知らない人だらけの職場、はじめて通うようになる駅、仲良かった友達との別れとかぜんぜん性格会わない人との人付き合い、仕事も環境も慣れないことばかりで、小さな失敗が増えて「あぁー!」って疲れることがちょっと増えるような気がしているんですけれど、そんな時に佐藤さんの力強さをこれを読みながら分けてもらうといいかもって思います。

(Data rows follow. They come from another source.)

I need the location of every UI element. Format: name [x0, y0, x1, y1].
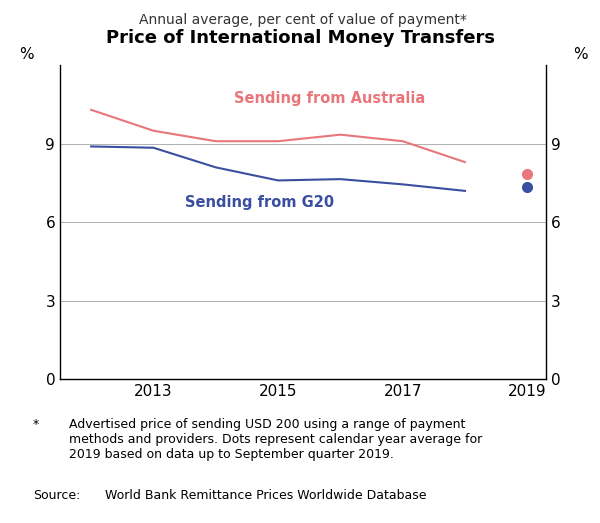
Text: World Bank Remittance Prices Worldwide Database: World Bank Remittance Prices Worldwide D…: [93, 489, 427, 502]
Text: *: *: [33, 418, 39, 431]
Text: Source:: Source:: [33, 489, 80, 502]
Text: %: %: [573, 47, 587, 62]
Title: Annual average, per cent of value of payment*: Annual average, per cent of value of pay…: [139, 13, 467, 27]
Text: Sending from Australia: Sending from Australia: [235, 92, 426, 106]
Text: Sending from G20: Sending from G20: [185, 195, 334, 210]
Text: Advertised price of sending USD 200 using a range of payment
methods and provide: Advertised price of sending USD 200 usin…: [69, 418, 482, 461]
Text: Price of International Money Transfers: Price of International Money Transfers: [106, 29, 494, 47]
Text: %: %: [19, 47, 33, 62]
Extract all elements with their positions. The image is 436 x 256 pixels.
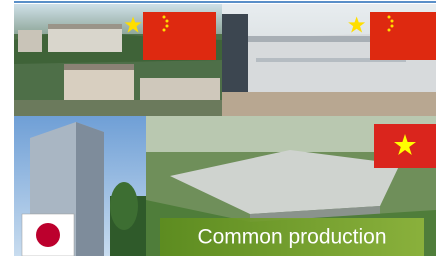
caption: Common production (197, 226, 386, 249)
flag-japan (22, 214, 74, 256)
flag-vietnam (374, 124, 436, 168)
photo-collage: Common production (0, 0, 436, 256)
caption-band: Common production (160, 218, 424, 256)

たとえば、佐藤さん、かつて無言電話の被害にあわれていたそうなんですけれど、女性からしたら、このストーカー系ってかなり怖いじゃないですか。私も一人暮らしの時、何度この手の問題にビビっていたことか…って思うんですけれど、佐藤さんのすごいところは、警察に行って相手の番号を突き止めて、やり返しちゃうっていうところ。「えーーー!」でしょ。「えーーー!」なんですよ。そうは、ならないじゃないですか。かけて、どうする?怖いじゃない。

「ハイ、もスもス」
と男の声が出て来た。こういう声の奴だったのか!若いような、中年のような、暗くもなく明るくもないありふれた声である。
私、ダンマリ。 引用:九十歳。何がめでたい (小学館)懐かしいいたずら電話より

なんども「えーーー!」でしょ(笑)いいとか、わるいとか、道徳的理論は置いておくとして、スゴイ行動力に、ただただびっくり。

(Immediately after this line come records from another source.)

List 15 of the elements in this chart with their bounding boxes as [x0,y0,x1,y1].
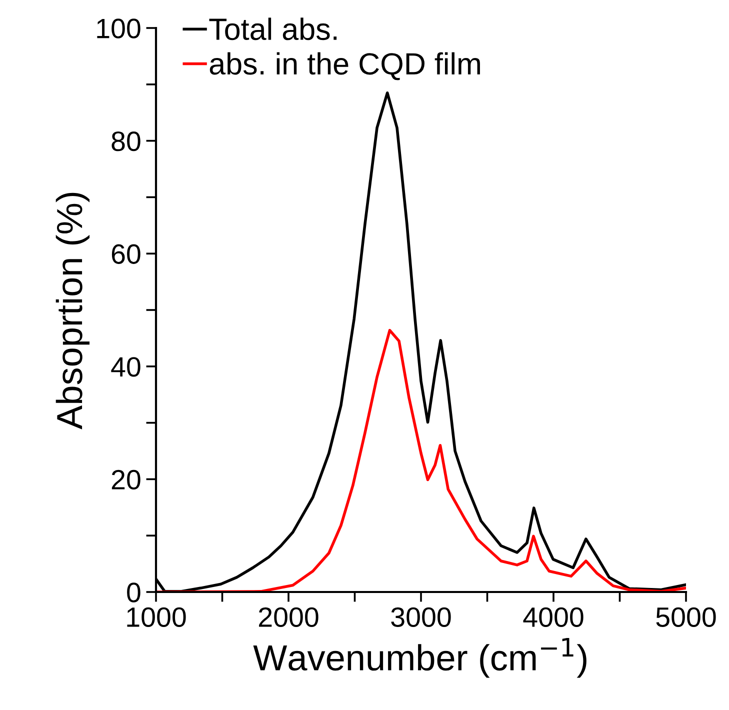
y-tick-label: 20 [112,470,140,490]
legend-label: Total abs. [209,18,337,40]
y-tick-label: 40 [111,357,140,377]
x-tick-label: 4000 [523,607,584,627]
y-tick-label: 0 [127,582,140,602]
x-tick-label: 1000 [127,607,186,627]
x-tick-label: 2000 [259,607,318,627]
x-axis-title: Wavenumber (cm$^{−1}$) [253,638,586,678]
y-tick-label: 80 [112,131,140,152]
x-tick-label: 3000 [391,607,451,627]
legend-label: abs. in the CQD film [210,52,480,80]
y-tick-label: 100 [97,18,140,38]
x-tick-label: 5000 [656,607,716,627]
y-tick-label: 60 [112,244,140,264]
y-axis-title: Absoprtion (%) [56,192,90,430]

それから何日か、暇を見てはそれを行った。一人暮らしなのか、いつも同じもスもスが出てくる。そして無言電話はかからかくなった。私は被害者から加害者に転じたのである。
引用:九十歳。何がめでたい (小学館)懐かしいいたずら電話より

「…つ、強すぎる!」

半沢直樹よりもとっくの昔に倍返しを実践していた女性が佐藤愛子さんです。カッコいいなと思いました。スっとおでかけする方の行動力はあるけれど、陰湿ないやがらせに真っ向から立ち向かう方の行動力は全く持ち合わせていないので、いろんなリスペクトと妙なパワーが沸き上がってくる本です。

心が折れそうなときは、遠くを見て元気をだそう

同じようにはなかなか生きられないけれど、それでもこんな風に歳をとって、元気なおばあちゃんになりたいな!っていう、私の最近の憧れロールモデル。それがこの本を書かれている佐藤愛子さん。

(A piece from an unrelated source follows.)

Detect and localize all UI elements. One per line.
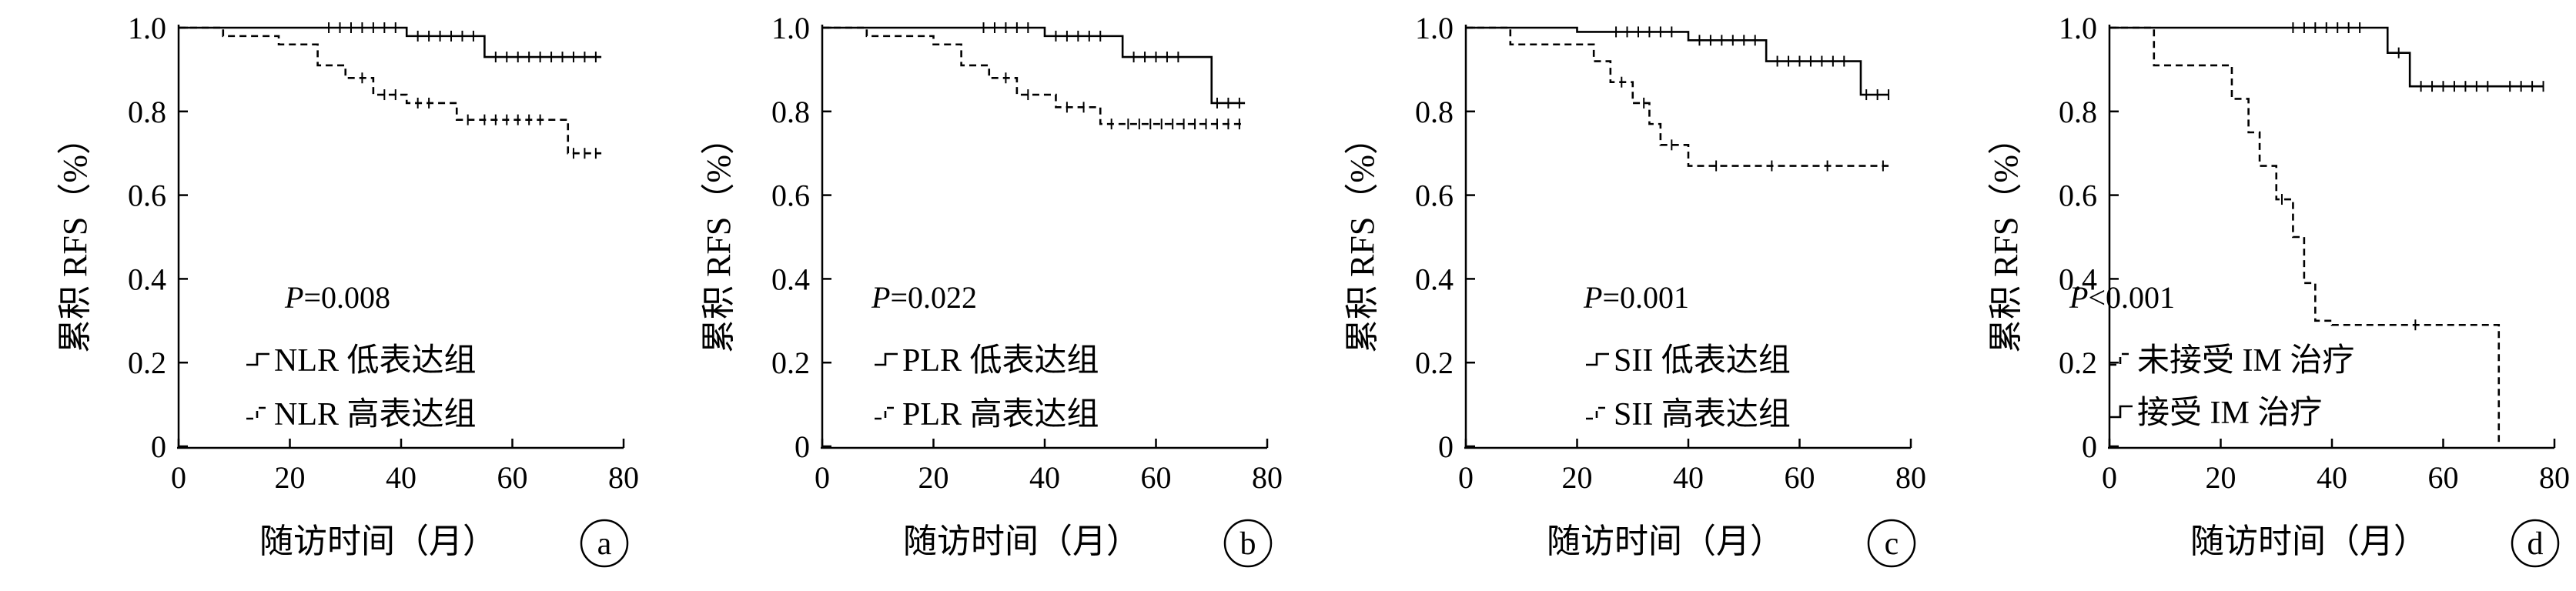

うまくいかないこととか、理不尽なこととか、目の前のことに真面目に向き合いすぎると、ブラックホールに落っこちそうになるときってあると思うし、春って、そういうワナが多い季節なような気がするんだけれど、そんな時は、いっそ90歳になったときの自分がこの問題をどう思うかな?くらいの遠い目をして、スルっとかわしていきたいものですね!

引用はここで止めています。